However, there was a difference in the number of primary care contacts recorded per person. People diagnosed in the lockdown period had on average 1 contact more than predicted (12 vs 11 [95% CI: 10–12]) within 6 months before the diagnosis and 2 contacts more than predicted (13 vs 11 [95% CI: 10–11]) within 6 months after they were diagnosed. This was similar for people diagnosed in the recovery period. For these people, there were 2 more contacts observed than predicted (13 vs 11 [95% CI: 10–12]) before the diagnosis and 2 (12 vs 11 [95% CI: 10–12]) after the diagnosis (Table 2). Any discrepancies in sums are due to rounding. In addition, it is important to note that contacts with primary care included all the contact events (all reasons and purposes), not only healthcare appointments.
BMI, HbA1c, and liver function assessments
In both periods of the pandemic, we observed reductions in numbers of people receiving BMI, HbA1c, and liver function assessments before they were diagnosed with pancreatic cancer (Figure 3). For BMI, these were 20% and 14% less people than predicted received at least one assessment in the lockdown and recovery periods, respectively. For HbA1c, these were 10% and 8% reductions and for liver function these were 4% and 3% reductions, respectively (Table 2). Except for BMI, we did not observe reductions in numbers of people receiving these assessments after they were diagnosed with cancer.
Figure 3
BMI, HbA1c and liver function testing decreased especially prior pancreatic cancer diagnosis.

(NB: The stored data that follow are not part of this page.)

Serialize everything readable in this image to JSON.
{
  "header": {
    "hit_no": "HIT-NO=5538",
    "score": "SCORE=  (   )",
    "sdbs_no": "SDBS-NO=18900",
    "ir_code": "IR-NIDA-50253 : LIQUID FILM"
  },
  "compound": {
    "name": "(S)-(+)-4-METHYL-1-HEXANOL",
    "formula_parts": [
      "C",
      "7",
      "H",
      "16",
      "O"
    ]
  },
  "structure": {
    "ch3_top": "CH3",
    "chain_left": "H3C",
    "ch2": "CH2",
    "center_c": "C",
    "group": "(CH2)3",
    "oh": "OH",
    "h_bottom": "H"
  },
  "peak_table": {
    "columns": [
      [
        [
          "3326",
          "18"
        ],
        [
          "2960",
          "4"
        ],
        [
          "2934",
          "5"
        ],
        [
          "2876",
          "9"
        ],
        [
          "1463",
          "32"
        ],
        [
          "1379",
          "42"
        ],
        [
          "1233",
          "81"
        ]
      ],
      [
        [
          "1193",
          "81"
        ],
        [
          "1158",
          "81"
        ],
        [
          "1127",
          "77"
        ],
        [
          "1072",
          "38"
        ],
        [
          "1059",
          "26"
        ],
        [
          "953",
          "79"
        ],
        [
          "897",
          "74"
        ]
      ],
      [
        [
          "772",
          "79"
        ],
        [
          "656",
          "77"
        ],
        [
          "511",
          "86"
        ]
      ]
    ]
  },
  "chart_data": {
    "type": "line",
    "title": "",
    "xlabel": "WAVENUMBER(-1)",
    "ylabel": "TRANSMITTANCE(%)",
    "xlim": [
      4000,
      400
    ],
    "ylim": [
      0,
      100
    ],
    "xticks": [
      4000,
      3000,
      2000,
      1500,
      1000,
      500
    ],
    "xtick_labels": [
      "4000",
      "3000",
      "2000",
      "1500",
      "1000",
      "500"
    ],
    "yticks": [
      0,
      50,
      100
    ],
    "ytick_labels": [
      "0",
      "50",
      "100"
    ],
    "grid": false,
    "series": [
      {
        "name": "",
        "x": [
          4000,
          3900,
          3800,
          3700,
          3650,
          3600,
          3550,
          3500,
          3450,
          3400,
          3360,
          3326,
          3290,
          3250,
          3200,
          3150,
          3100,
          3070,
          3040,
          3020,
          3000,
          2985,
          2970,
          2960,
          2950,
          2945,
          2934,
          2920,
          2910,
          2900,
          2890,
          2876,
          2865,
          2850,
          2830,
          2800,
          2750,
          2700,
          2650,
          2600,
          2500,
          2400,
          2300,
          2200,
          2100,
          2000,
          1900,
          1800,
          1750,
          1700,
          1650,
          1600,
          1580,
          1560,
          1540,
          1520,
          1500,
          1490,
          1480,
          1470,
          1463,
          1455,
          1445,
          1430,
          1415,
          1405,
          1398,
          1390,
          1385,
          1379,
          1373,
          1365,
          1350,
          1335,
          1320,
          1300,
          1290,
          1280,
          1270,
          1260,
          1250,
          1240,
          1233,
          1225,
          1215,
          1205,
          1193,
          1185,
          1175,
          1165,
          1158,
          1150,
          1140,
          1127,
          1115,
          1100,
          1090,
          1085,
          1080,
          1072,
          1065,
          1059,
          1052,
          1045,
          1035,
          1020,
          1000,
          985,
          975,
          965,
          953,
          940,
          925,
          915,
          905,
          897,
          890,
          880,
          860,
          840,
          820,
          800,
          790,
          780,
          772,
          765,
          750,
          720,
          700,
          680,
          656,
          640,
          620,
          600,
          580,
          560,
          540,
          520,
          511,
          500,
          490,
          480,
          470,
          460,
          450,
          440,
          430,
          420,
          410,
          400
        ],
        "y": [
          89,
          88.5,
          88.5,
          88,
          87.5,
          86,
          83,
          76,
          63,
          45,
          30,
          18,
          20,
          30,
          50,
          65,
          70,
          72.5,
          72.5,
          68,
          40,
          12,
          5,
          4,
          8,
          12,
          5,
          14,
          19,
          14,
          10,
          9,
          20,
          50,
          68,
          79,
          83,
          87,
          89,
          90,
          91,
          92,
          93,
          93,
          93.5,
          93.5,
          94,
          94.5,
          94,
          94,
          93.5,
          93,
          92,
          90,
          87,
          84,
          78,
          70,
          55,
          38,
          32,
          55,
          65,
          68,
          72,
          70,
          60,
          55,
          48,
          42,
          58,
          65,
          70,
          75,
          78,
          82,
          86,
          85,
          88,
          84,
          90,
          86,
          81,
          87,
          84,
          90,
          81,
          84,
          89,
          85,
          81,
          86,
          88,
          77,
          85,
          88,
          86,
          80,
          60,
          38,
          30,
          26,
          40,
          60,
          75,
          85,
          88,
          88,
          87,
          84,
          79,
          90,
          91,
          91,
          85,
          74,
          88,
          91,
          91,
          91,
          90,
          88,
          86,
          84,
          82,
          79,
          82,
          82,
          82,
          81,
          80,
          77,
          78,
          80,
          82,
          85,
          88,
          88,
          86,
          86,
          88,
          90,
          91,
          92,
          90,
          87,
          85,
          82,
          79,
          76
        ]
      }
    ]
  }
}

The observed and predicted (if the COVID-19 pandemic had not happened) monthly rates of (A) and (B) people with at least one body mass index (BMI) assessment before and after pancreatic cancer diagnosis, (C) and (D) people with at least one glycated haemoglobin (HbA1c) assessment before and after pancreatic cancer diagnosis, and (E) and (F) people with at least one liver function assessment before and after pancreatic cancer diagnosis. All rates are per 100 people diagnosed with pancreatic cancer. Generalised linear models were used to predict monthly rates with the 95% confidence intervals to estimate the effect of the pandemic.
Symptoms and treatments
The reporting of jaundice in primary care and abdominal imaging in secondary care were reduced for people diagnosed in the lockdown period. For every 100 people diagnosed in the lockdown period, 3 (28%) less people (7 vs 10 [95% CI: 9–11] predicted) reported jaundice before they were diagnosed (Table 2). For abdominal imagining the observed in the lockdown period average reduction of 5% (29 vs 30 [95% CI: 27–33] predicted) did not reach statistical significance because it was the most pronounced only in the first 6 months of the lockdown period (Figure 4B). The reductions in both services were transient. They recovered to the pre-pandemic levels by April 2021 (jaundice) and by August 2020 (abdominal imaging) (Figure 4A, B).
Figure 4
Recording of jaundice, abdominal imaging and surgical resections were negatively affected from the start of the pandemic, with surgical resections not recovering by the end of the study period.
The observed and predicted (as if the COVID-19 pandemic had not happened) monthly rates of people (A) reporting jaundice before the diagnosis, (B) receiving abdominal imagining assessment before the diagnosis, (C) receiving pancreatic enzyme supplementation after the diagnosis, and (D) pancreatic resection within after the diagnosis. Generalised linear models were used to predict monthly rates with the 95% confidence intervals to estimate the effect of the pandemic.
Figure 4C, D represents two pancreatic cancer treatments. The prescribing of pancreatic enzyme replacement in primary care was not affected by the pandemic. However, pancreatic cancer resection (surgery) was significantly affected in both periods of the pandemic. For every 100 people diagnosed, 6 people were recorded as having received the resection within 6 months after pancreatic cancer diagnosis. We estimated that this was two people less than the predicted 8 (95% CI: 6–10) in the lockdown period and 9 (95% CI: 7–11) in the recovery period and represented an over 25% reduction in the number of people who received surgical resection during the pandemic as compared to what would be expected based on the pracademic trends.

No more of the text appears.